Fri, Mar 22, 2002 - Page 1 News List

TSU says Lee has nothing to hide

SECRET FUNDS Refusing to comment publicly, Lee Teng-hui told TSU confidants that the national security funds he ordered set up were for Taiwan's welfare, not his own

By Lin Mei-chun  /  STAFF REPORTER

TSU legislator Lo Chih-ming, left, yesterday said that former president Lee Teng-hui in a meeting with TSU party Chairman Huang Chu-wen emphasized that the funds in the secret accounts at the National Security Bureau had been used to protect national security.


Former president Lee Teng-hui (李登輝) said he felt no qualms about allegations concerning secret accounts that he had set up at the National Security Bureau (NSB), because he was trying to maintain Taiwan's international status, according to TSU lawmakers.

Meanwhile, the PFP and the TSU traded accusations in the wake of the disclosure as the TSU claimed PFP Chairman James Soong (宋楚瑜) was the mastermind behind the revelation.

PFP lawmakers, however, dubbed the allegation as "illogical and unprofessional."

Declining to comment in public, Lee spoke with TSU Chairman Huang Chu-wen (黃主文) Wednesday after reports in the China Times and Next magazine accused him of illegally using national funds.

"In the face of China's oppression, it is impossible to promote Taiwan's diplomacy in a practical way without the use of secret accounts," Lee was quoted as saying.

"All of the money in the slush fund was used for the country's benefit. I never put one cent into my own pocket. The media should not equate the secret accounts with my personal funds."

The reports cited information believed to have been provided by the NSB's former chief cashier, Colonel Liu Kuan-chun (劉冠軍), who is wanted by authorities for allegedly embezzling NT$192 million.

They claimed that two secret accounts, holding a combined value of NT$3.5 billion, were not subject to legislative monitoring and had in essence become Lee's "private stash" during his presidency.

Lee used the funds to strengthen Taiwan's diplomatic ties, engage in "under-the-table" research on international affairs and send presents to his subordinates, the reports said.

In 1994, the former president agreed to donate US$11 million to South Africa's heavily indebted African National Congress to sustain Taipei-Pretoria ties, according to the reports.

TSU lawmakers yesterday continued to go to bat for Lee, whom they consider their spiritual leader.
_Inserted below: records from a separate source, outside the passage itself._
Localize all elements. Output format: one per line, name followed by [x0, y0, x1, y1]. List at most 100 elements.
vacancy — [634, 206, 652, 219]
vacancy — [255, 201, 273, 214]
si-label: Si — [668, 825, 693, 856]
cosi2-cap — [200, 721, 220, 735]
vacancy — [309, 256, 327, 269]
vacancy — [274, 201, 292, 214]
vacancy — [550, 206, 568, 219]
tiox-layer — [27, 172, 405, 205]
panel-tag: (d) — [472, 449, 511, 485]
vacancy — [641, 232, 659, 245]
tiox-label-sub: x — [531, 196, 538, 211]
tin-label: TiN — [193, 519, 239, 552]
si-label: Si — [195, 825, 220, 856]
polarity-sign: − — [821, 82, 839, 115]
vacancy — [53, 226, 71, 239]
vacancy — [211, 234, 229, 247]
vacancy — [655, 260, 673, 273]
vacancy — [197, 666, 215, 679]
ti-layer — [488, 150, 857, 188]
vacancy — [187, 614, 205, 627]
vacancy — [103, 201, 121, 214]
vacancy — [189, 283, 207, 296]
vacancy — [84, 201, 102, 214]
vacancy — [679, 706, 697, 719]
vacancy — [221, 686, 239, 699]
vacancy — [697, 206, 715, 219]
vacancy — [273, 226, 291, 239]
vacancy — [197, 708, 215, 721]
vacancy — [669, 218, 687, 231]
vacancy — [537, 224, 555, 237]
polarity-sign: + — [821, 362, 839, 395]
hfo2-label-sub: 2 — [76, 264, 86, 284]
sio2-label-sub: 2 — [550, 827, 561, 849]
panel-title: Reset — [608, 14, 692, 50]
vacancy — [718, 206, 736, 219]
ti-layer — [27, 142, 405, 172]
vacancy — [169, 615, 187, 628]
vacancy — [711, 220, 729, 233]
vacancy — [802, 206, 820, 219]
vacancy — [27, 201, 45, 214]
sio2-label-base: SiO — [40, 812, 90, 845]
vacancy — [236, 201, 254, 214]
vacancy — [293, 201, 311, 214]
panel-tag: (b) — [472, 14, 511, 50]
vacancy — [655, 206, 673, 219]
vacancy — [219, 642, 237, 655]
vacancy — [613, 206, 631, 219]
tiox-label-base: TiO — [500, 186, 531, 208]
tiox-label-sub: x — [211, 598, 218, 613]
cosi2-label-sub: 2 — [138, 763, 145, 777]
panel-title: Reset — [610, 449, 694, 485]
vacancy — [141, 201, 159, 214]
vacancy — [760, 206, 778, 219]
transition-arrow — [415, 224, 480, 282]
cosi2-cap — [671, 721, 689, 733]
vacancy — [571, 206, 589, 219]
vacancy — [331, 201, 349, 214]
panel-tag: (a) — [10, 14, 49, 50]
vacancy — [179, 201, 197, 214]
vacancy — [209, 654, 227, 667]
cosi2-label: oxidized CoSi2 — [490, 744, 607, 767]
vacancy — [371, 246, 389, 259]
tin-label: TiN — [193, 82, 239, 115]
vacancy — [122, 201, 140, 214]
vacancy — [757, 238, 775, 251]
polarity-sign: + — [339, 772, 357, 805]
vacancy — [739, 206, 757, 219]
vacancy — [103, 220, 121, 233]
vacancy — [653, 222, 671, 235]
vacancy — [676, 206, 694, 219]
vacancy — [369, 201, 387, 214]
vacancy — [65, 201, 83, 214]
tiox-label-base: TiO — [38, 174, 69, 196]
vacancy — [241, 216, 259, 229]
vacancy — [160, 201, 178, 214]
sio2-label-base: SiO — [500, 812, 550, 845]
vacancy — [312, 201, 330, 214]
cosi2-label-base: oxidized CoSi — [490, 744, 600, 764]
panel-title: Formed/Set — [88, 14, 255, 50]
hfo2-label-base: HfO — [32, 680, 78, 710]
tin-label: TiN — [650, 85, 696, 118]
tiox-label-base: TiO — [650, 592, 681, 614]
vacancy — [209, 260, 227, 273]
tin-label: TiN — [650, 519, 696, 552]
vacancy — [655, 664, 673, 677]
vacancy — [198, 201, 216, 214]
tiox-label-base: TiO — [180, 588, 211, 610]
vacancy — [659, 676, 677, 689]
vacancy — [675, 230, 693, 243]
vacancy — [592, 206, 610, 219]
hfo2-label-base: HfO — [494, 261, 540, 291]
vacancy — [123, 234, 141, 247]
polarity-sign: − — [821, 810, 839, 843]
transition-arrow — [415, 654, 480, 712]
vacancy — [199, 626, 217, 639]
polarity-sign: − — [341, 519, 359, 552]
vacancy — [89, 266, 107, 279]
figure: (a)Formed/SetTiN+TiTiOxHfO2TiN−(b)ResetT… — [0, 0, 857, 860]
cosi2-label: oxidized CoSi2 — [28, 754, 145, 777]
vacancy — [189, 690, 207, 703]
They said that Soong had manipulated the entire incident to take revenge on Lee, and called on the PFP chairman to stop destabilizing Taiwan's politics.

Once Lee's closest aide, Soong and the former president parted ways after Lee backed Lien Chan (連戰) to run on his ticket in the 2000 presidential election. In addition, it is widely believed that Soong is convinced that Lee was responsible for implicating him in the Chung Hsing Bills Finance Case (興票案).

Hsu Den-koun (許登宮), the TSU's legislative whip, said that rumor has it that Soong had been in touch with the fugitive Liu during a recent trip to the US.

While the China Times and Next magazine have admitted to receiving copies of the secret documents, local media reports said PFP lawmakers were also in possession of the secret information.

TSU lawmakers demanded the PFP explain how they obtained the information and name its source.

They said what the media and the PFP have done is to undermine Taiwan's diplomatic ties with other countries and put the lives of intelligence agents at risk.

PFP legislative Diane Lee (李慶安) said the allegations were "ungrounded and unprofessional," and urged the TSU not to make attacks just to "protect their mentor."

PFP lawmakers said that it is the TSU's usual practice to put all the blame on Soong whenever Lee runs into trouble.